FIFA 09 marschiert mit stolz geschwellter Brust nicht nur in die Verkaufscharts, sondern auch hoch hinauf in die Testcharts: Das Fußballspiel von Electronic Arts konnte mit einer Qualität überzeugen, die die Presse international überrascht hat. Auch wir haben den Kick von EA zum ersten Mal seit Jahren mit einem Gold-Award und 85% ausgezeichnet. Jetzt steht der Konkurrent auf dem Testplatz, der bisher immer unsere klare Nummer 1 war: Pro Evolution Soccer 2009.

© Konami / Konami

Die Spielmechanik

Die Stadien und das Drumherum, vor allem die monotonen Fangesänge, sorgen nicht für die Fußballatmosphäre, die man sich wünschen würde.

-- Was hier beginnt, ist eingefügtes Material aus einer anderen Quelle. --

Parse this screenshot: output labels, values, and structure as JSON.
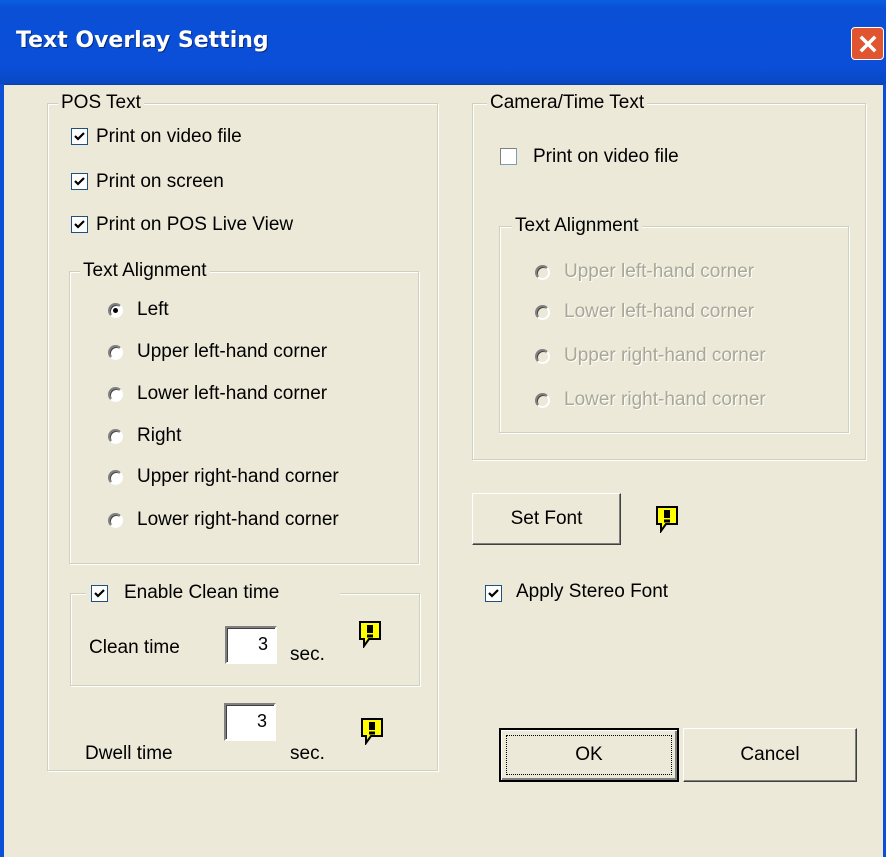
{
  "window": {
    "title": "Text Overlay Setting"
  },
  "pos_text": {
    "legend": "POS Text",
    "print_video": {
      "label": "Print on video file",
      "checked": true
    },
    "print_screen": {
      "label": "Print on screen",
      "checked": true
    },
    "print_live": {
      "label": "Print on POS Live View",
      "checked": true
    },
    "alignment": {
      "legend": "Text Alignment",
      "options": [
        "Left",
        "Upper left-hand corner",
        "Lower left-hand corner",
        "Right",
        "Upper right-hand corner",
        "Lower right-hand corner"
      ],
      "selected": "Left"
    },
    "clean": {
      "label": "Enable Clean time",
      "checked": true,
      "time_label": "Clean time",
      "value": "3",
      "unit": "sec."
    },
    "dwell": {
      "label": "Dwell time",
      "value": "3",
      "unit": "sec."
    }
  },
  "camera_text": {
    "legend": "Camera/Time Text",
    "print_video": {
      "label": "Print on video file",
      "checked": false
    },
    "alignment": {
      "legend": "Text Alignment",
      "options": [
        "Upper left-hand corner",
        "Lower left-hand corner",
        "Upper right-hand corner",
        "Lower right-hand corner"
      ],
      "enabled": false
    }
  },
  "font": {
    "set_label": "Set Font",
    "stereo_label": "Apply Stereo Font",
    "stereo_checked": true
  },
  "buttons": {
    "ok": "OK",
    "cancel": "Cancel"
  },
  "icons": {
    "warning": "warning-info-icon",
    "close": "close-icon",
    "check": "checkmark-icon"
  },
  "colors": {
    "titlebar": "#0a4fd6",
    "dialog": "#ece9d8",
    "close": "#e0542f",
    "warning": "#ffff00"
  }
}
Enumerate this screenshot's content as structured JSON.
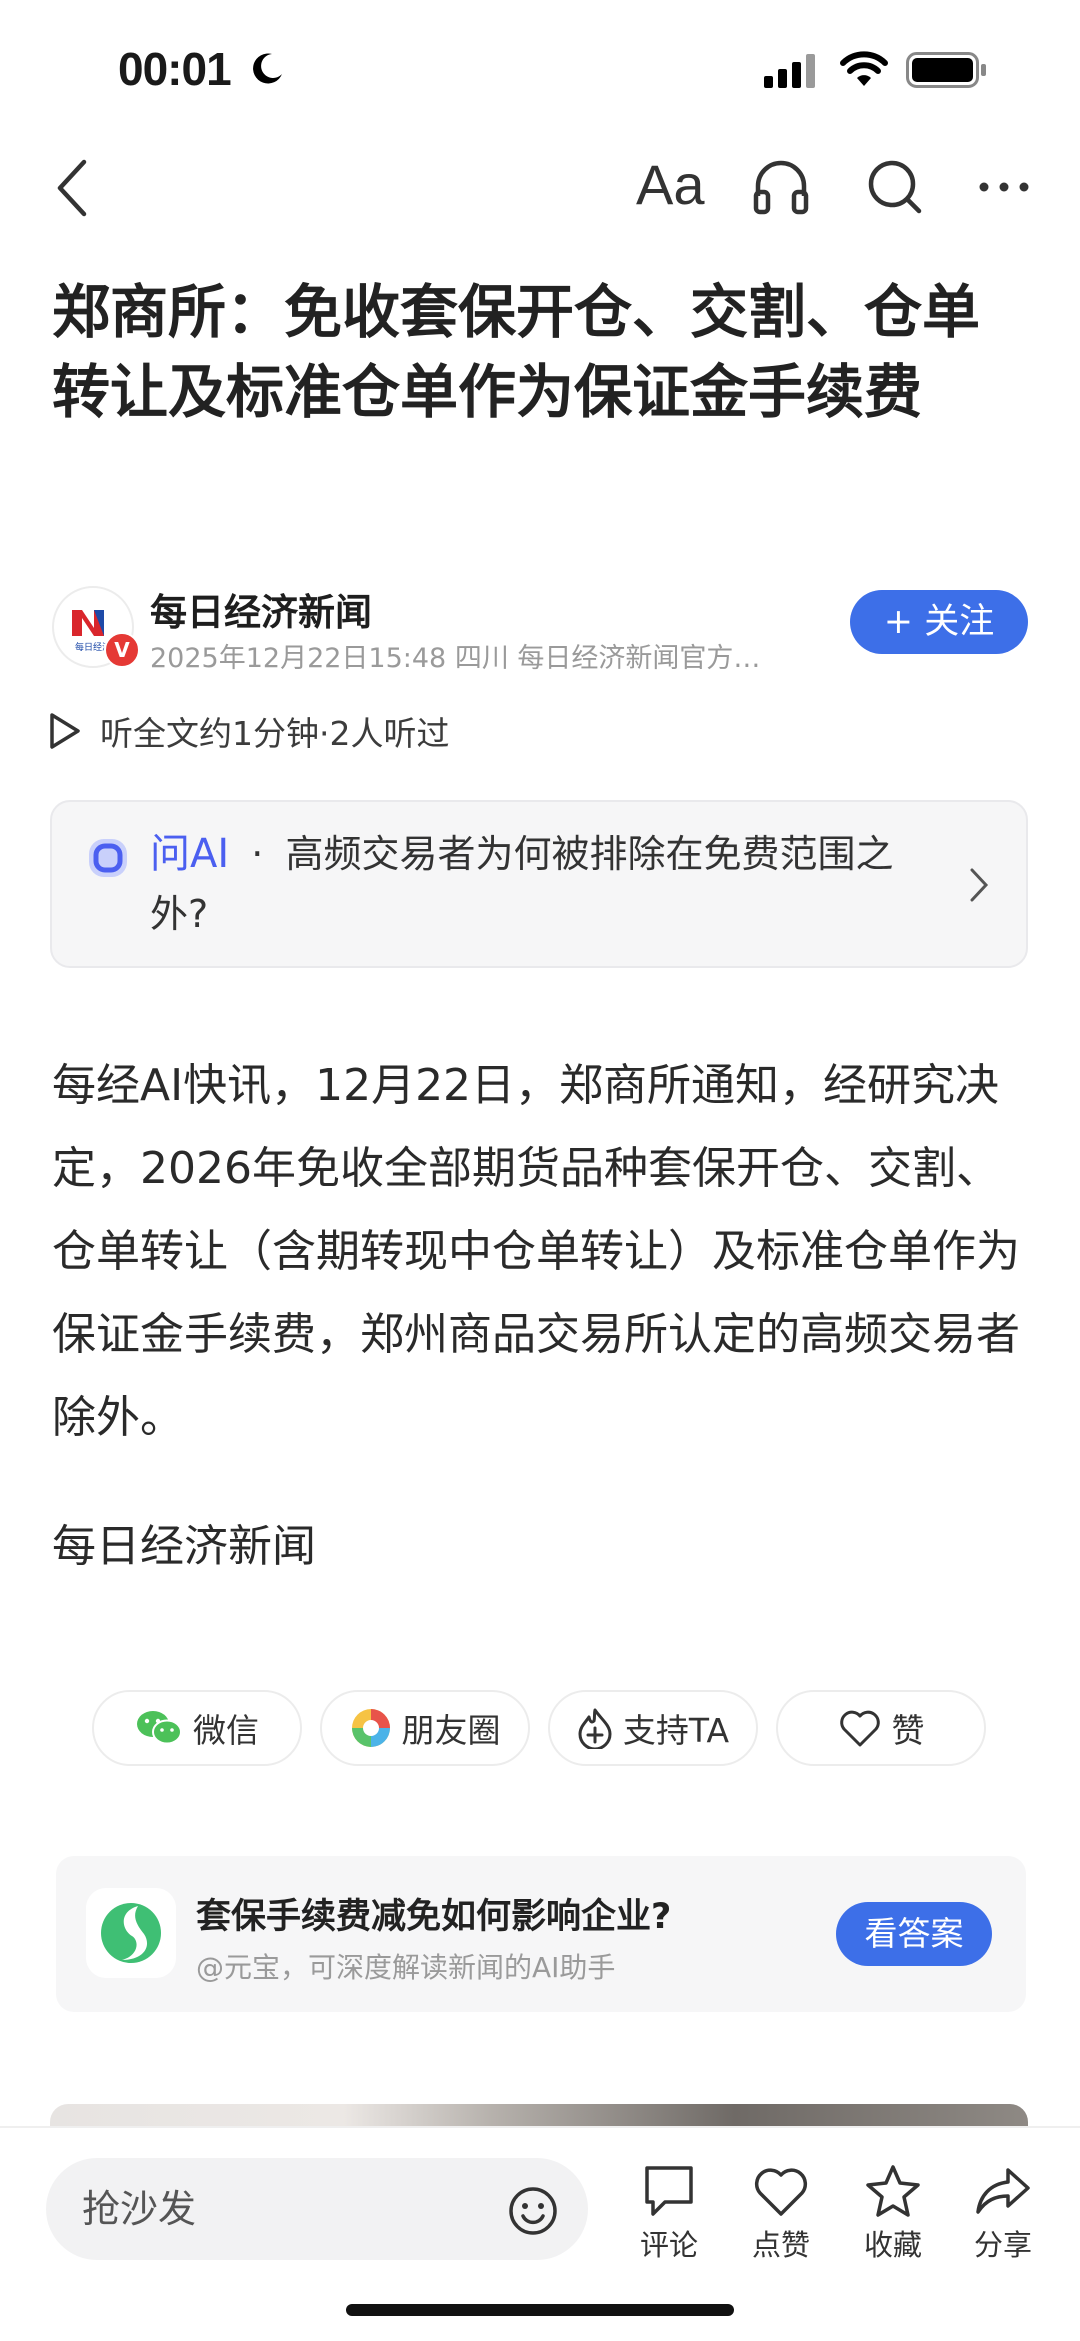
{
  "status_bar": {
    "time": "00:01"
  },
  "nav": {
    "font_size_label": "Aa"
  },
  "article": {
    "title": "郑商所：免收套保开仓、交割、仓单转让及标准仓单作为保证金手续费",
    "author": "每日经济新闻",
    "author_logo_text": "每日经济",
    "verified_badge": "V",
    "meta": "2025年12月22日15:48 四川 每日经济新闻官方…",
    "follow_label": "+ 关注",
    "listen_info": "听全文约1分钟·2人听过",
    "body": "每经AI快讯，12月22日，郑商所通知，经研究决定，2026年免收全部期货品种套保开仓、交割、仓单转让（含期转现中仓单转让）及标准仓单作为保证金手续费，郑州商品交易所认定的高频交易者除外。",
    "source": "每日经济新闻"
  },
  "ask_ai": {
    "label": "问AI",
    "separator": "·",
    "question": "高频交易者为何被排除在免费范围之外?"
  },
  "share": {
    "wechat": "微信",
    "moments": "朋友圈",
    "support": "支持TA",
    "like": "赞"
  },
  "yuanbao": {
    "title": "套保手续费减免如何影响企业?",
    "subtitle": "@元宝，可深度解读新闻的AI助手",
    "button": "看答案"
  },
  "bottom_bar": {
    "comment_placeholder": "抢沙发",
    "comment_label": "评论",
    "like_label": "点赞",
    "favorite_label": "收藏",
    "share_label": "分享"
  },
  "colors": {
    "accent": "#3d6fe8",
    "ai_label": "#4b5ff0",
    "wechat_green": "#4cc159"
  }
}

Die ganze Kritik bisher bezog sich auf grafische und akustische Schwächen. All das also, was uns auch bisher nicht daran gehindert hat, diese Fußballsimulation auszuzeichnen. Nur kommen zu dieser Stagnation auch neue Schwächen in der Spielmechanik. Bisher haben wir uns immer fasziniert zurückgelehnt, wenn wir eine neue Version von PES spielen konnten. Letztes Jahr sorgte vor allem die wuchtige Ballphysik zusammen mit den deutlich verbesserten Direktabnahmen für ein packendes Erlebnis in Strafraumnähe. Außerdem wurde der Kampf um den Ball viel besser und spannender inszeniert als noch in PES 6. Dieses Jahr muss man Veränderungen mit der Lupe suchen. Der Kick fühlt sich fast genau so an wie letztes Jahr. Ist das per se schlecht? Oh nein, immerhin gab es letztes Jahr Platin. Aber es fehlt der frische Wind und es schleichen sich Abnutzungserscheinungen ein, die das Spiel fast mechanisch wirken lassen.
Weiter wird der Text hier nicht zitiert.